I often see two ends of the extreme when I talk to clients who are trying to deal with data confidence challenges. One group typically sees it as a problem that IT has to address, while business users continue to use spreadsheets and other home-grown apps for BI. At the other end of the extreme, there's a strong, take-no-prisoners, top-down mandate for using only enterprise BI apps. In this case, a CEO may impose a rule that says that you can't walk into my office, ask me to make a decision, ask for a budget, etc., based on anything other than data coming from an enterprise BI application. This may sound great, but it's not often very practical; the world is not that simple, and there are many shades of grey in between these two extremes. No large, global, heterogeneous, multi-business- and product-line enterprise can ever hope to clean up all of its data – it's always a continuous journey. The key is knowing what data sources feed your BI applications and how confident you are about the accuracy of data coming from each source.

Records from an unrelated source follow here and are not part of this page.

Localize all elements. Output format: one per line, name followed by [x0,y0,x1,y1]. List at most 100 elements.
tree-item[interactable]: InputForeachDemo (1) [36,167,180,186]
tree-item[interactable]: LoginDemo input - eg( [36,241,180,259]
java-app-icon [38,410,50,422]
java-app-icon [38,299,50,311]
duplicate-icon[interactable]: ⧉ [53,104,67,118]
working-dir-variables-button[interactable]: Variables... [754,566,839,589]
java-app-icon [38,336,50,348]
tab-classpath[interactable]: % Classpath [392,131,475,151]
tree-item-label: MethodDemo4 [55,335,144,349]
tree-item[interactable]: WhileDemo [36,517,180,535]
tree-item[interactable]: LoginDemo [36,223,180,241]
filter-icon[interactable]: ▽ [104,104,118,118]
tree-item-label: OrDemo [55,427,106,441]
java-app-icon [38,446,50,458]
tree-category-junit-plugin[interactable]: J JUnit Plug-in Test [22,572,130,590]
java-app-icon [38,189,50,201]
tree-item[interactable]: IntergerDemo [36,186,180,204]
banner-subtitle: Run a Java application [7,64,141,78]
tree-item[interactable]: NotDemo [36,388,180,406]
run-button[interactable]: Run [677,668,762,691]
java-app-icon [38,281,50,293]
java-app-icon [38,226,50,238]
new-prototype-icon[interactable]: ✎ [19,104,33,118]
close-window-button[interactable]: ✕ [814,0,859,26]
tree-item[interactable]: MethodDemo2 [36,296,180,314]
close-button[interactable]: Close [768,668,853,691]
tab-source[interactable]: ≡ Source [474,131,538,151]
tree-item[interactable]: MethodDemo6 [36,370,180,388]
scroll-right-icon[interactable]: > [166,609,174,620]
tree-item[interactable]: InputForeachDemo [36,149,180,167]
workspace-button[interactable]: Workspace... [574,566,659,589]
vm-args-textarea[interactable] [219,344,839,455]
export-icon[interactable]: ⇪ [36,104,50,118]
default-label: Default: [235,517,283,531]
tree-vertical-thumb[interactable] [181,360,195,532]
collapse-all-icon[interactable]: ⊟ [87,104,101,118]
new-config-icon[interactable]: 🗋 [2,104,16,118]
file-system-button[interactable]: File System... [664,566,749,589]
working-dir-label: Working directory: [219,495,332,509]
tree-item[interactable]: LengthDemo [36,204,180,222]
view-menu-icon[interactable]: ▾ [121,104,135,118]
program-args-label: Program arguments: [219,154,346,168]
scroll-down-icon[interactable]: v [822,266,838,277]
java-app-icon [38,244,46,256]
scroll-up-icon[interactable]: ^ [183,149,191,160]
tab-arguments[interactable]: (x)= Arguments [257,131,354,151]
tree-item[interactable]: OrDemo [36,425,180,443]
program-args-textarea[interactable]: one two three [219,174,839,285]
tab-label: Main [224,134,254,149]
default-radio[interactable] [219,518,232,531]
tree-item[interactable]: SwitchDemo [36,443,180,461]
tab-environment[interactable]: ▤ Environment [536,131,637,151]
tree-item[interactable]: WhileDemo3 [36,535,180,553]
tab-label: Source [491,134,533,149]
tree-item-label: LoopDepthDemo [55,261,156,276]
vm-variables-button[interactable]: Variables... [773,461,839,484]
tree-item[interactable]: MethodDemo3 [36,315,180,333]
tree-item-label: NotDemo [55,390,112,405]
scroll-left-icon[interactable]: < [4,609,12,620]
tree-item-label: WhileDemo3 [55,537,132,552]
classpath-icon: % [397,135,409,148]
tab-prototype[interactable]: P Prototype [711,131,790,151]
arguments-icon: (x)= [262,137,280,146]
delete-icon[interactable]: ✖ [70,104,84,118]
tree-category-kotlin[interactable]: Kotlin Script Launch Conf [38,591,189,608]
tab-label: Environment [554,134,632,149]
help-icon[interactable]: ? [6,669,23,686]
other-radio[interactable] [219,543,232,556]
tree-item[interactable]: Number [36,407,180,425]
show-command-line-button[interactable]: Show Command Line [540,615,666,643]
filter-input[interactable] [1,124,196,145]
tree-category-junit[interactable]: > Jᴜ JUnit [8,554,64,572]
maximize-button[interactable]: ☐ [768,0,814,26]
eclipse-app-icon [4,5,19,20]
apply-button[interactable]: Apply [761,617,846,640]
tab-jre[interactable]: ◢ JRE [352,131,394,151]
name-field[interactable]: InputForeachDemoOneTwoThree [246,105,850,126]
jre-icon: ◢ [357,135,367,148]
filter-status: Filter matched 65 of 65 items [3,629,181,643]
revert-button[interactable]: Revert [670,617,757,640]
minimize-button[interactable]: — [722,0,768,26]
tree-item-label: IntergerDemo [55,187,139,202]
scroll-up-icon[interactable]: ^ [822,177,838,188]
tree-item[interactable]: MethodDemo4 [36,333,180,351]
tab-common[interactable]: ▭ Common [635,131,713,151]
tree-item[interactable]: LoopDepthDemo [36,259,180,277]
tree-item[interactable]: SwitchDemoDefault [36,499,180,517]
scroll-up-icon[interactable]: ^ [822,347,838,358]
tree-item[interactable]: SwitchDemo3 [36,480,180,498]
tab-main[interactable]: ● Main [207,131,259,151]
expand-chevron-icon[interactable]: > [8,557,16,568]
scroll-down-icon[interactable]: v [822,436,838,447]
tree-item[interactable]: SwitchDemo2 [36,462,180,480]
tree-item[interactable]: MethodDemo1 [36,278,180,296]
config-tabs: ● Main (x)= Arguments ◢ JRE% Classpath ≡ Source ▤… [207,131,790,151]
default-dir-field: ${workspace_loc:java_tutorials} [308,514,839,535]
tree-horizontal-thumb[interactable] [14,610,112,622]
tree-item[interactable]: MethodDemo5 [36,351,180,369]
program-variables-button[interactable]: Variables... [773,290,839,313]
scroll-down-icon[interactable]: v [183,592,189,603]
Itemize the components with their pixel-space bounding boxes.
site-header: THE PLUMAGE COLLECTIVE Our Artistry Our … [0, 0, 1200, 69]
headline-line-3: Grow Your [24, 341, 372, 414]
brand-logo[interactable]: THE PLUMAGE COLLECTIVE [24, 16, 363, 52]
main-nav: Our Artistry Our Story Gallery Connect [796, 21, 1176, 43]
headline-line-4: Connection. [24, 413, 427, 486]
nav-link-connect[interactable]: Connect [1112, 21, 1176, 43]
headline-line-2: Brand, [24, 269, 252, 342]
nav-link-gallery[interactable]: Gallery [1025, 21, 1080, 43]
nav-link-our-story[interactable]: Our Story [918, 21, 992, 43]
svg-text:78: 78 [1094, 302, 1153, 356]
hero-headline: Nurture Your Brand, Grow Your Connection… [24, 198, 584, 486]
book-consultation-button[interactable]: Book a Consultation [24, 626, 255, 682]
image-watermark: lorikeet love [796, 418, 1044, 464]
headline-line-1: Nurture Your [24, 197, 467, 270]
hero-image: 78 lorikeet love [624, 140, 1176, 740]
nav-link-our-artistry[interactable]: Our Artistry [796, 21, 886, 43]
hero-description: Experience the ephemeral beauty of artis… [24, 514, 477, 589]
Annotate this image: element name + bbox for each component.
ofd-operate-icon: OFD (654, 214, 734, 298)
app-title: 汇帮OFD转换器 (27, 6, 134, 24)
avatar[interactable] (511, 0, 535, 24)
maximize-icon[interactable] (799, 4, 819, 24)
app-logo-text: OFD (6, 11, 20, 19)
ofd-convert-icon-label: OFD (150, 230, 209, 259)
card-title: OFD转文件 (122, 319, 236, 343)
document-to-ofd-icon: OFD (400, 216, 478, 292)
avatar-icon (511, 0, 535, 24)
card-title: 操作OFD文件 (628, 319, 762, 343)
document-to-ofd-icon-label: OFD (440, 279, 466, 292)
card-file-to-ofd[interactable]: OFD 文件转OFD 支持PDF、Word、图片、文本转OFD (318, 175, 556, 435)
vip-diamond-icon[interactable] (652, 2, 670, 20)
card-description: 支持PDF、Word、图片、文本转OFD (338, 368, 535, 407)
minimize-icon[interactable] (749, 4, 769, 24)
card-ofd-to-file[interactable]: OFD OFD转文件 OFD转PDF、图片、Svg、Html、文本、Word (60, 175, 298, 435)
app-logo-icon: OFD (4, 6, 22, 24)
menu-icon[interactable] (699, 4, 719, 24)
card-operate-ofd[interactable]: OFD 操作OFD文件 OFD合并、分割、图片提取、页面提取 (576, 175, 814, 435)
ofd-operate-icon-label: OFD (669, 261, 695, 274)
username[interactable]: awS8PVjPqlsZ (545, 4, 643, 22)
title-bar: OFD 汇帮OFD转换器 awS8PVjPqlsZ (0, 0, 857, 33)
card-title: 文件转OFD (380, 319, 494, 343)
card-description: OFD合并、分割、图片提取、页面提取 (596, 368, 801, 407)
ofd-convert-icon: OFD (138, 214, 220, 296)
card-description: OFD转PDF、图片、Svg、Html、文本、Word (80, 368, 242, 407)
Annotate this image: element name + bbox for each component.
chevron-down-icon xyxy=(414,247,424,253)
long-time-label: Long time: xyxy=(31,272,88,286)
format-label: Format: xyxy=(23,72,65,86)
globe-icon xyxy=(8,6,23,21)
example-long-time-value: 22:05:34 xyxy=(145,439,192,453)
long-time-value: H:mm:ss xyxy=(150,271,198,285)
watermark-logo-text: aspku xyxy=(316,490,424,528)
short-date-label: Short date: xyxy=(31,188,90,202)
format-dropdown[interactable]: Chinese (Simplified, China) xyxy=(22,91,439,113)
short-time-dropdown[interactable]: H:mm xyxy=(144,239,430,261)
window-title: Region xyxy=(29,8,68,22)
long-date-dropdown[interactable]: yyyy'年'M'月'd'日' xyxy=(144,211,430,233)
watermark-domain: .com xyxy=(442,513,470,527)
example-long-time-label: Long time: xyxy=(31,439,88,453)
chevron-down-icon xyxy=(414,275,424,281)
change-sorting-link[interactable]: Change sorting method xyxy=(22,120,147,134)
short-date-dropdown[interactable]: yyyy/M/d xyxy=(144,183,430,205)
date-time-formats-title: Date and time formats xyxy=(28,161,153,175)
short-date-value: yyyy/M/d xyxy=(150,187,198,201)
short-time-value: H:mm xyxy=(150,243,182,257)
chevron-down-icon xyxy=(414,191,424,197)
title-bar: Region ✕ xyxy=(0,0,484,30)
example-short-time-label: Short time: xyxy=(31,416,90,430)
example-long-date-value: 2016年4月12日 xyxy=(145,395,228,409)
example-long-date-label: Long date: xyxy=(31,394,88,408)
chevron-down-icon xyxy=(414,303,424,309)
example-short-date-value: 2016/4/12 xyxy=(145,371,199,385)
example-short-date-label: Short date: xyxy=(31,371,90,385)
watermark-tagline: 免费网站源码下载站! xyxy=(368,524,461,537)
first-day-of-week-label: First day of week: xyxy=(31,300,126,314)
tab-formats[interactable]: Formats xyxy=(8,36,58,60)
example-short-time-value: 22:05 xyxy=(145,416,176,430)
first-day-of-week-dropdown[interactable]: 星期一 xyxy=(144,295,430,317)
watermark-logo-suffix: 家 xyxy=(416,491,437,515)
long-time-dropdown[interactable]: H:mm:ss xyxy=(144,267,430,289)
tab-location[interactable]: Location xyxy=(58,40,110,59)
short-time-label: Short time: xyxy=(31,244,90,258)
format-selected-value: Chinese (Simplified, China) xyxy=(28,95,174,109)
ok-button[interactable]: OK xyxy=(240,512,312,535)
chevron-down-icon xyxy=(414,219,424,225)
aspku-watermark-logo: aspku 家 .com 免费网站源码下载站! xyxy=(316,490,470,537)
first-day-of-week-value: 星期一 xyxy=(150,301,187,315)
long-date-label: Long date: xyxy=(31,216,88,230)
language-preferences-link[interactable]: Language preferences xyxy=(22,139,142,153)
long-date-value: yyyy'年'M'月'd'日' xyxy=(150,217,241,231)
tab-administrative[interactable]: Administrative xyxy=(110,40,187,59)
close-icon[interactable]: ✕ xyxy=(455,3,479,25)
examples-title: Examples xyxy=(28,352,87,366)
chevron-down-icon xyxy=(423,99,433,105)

For example, here's one approach that I often see work very well. In this approach, IT assigns a data confidence index (an extra column attached to each transactional record in your data warehouse, data mart, etc.) during ETL processes. It may look something like this:

  • If data is coming from a system of record, the index = 100%.
  • If data is coming from nonfinancial systems and it reconciles with your G/L, the index = 100%. If not, it's < 100%.
  • If the data is coming from an operational application, and ETL does some form of reconciliation with MDM, systems of record, etc., but the ETL process is not responsible for the accuracy of the source transaction itself ($, #s, dates, etc.), the index = 90%.
  • If the data is coming from an operational application via a simple load with no cleansing or reconciliation, the index = 80%.
  • If the data is coming from a nonproduction source such as a spreadsheet, the index =  50%.

These are just some of the examples. You should come up with more data confidence index scenarios that work well in your particular situation (and I'd love to see your examples).

Then all BI applications (reports, dashboards) can display the index column next to each detailed transaction (some clients built this feature into standard report templates). Or, for aggregate reporting, dashboards, etc., the index can be calculated as a sum of the products of multiplying the number of transactions that correspond to each index value by the index and calculating an average. Then that value can be displayed next to each aggregate or in a report header or footer. And when you walk into the office of your CEO with such a report, he will know exactly what he is looking at and feel confident (or not) whether he can make a decision based on the information he sees in front of him, or ask for a confirmation.

What do you think? Do you have a good example of someone using such a data confidence index? What are some of the best practices, dos, and don'ts?